The Saudis have denied the New York Times reports.  On Wednesday, they reiterated their position asserting East Jerusalem as the capital of Palestine. Incidentally, the statement came after a meeting between King Salman and Abbas. It was Abbas’ second or third visit to the Saudi capital in two months and it came ahead of yesterday’s crucial United Nations General Assembly vote on a resolution supporting East Jerusalem as the capital of future Palestinian state.  Is Abbas, who has rejected the US as a peace broker, being browbeaten to accept the truncated peace plan of Trump or face a Saudi aid cut? 

For Palestinians, it is East Jerusalem or death. But Trump also has taken the Jerusalem issue personally and stepped up his offensive. 
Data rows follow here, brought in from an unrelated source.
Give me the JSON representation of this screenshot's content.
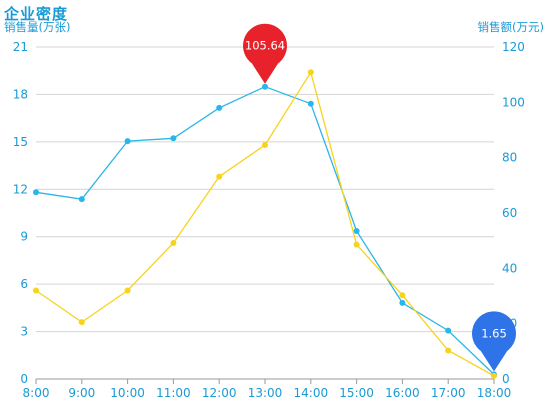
{
  "chart_data": {
    "type": "line",
    "title": "企业密度",
    "y_left_label": "销售量(万张)",
    "y_right_label": "销售额(万元)",
    "categories": [
      "8:00",
      "9:00",
      "10:00",
      "11:00",
      "12:00",
      "13:00",
      "14:00",
      "15:00",
      "16:00",
      "17:00",
      "18:00"
    ],
    "y_left_ticks": [
      0,
      3,
      6,
      9,
      12,
      15,
      18,
      21
    ],
    "y_right_ticks": [
      0,
      20,
      40,
      60,
      80,
      100,
      120
    ],
    "y_left_range": [
      0,
      21
    ],
    "y_right_range": [
      0,
      120
    ],
    "series": [
      {
        "axis": "right",
        "color": "#29b6e8",
        "values": [
          67.5,
          65,
          86,
          87,
          98,
          105.64,
          99.5,
          53.5,
          27.5,
          17.5,
          1.65
        ]
      },
      {
        "axis": "left",
        "color": "#f7d31e",
        "values": [
          5.6,
          3.6,
          5.6,
          8.6,
          12.8,
          14.8,
          19.4,
          8.5,
          5.3,
          1.8,
          0.2
        ]
      }
    ],
    "markers": [
      {
        "series": 0,
        "index": 5,
        "label": "105.64",
        "color": "#e8222a"
      },
      {
        "series": 0,
        "index": 10,
        "label": "1.65",
        "color": "#2f73e8"
      }
    ],
    "colors": {
      "axis_text": "#1a9ad6",
      "grid": "#d4d4d4"
    },
    "grid": true
  }
}
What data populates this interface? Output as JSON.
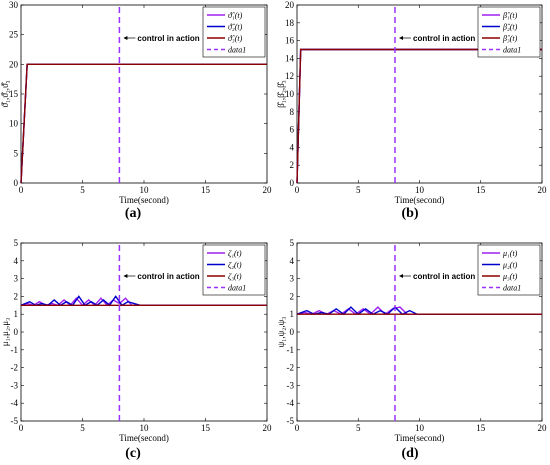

The US, isolated on Monday at the UN Security Council where it used its veto power to kill yet another attempt aimed at resolving the Palestinian issue in a peaceful manner through the UN mechanism, took to political thuggery in a depraved bid to stop a UN General Assembly resolution that calls on the world body to denounce Trump’s recognition of Jerusalem as the capital of Israel. 

Ahead of the resolution which was expected to be passed with a huge majority last night, Nikki Haley, Trump’s hit woman at the UN, warned nations that she would report back to the US president with the names of those who support the resolution. 

Hailing her highhandedness and forgetting the Christmas spirit, Trump -- perhaps acting like a King Harod and his massacre of the innocents during Christmas -- threatened to cut funding to countries which opposed the US stand. “All these nations take our money and then vote against us at the Security Council and they vote against us potentially at the Assembly…  Well, we’re watching those votes,” he said at the White House.

Will the American people take notice of the voting pattern and ask why the United States is isolated? Why is the US hell bent on upholding injustice whereas the rest of the world cries for peace and justice?

It is not North Korea that befits the description ‘the most dangerous country’. Rather it is Trump’s United States.  If the eccentric president can ignore world opinion with regard to climate change and Jerusalem, what guarantees do we have that he would not use nuclear weapons?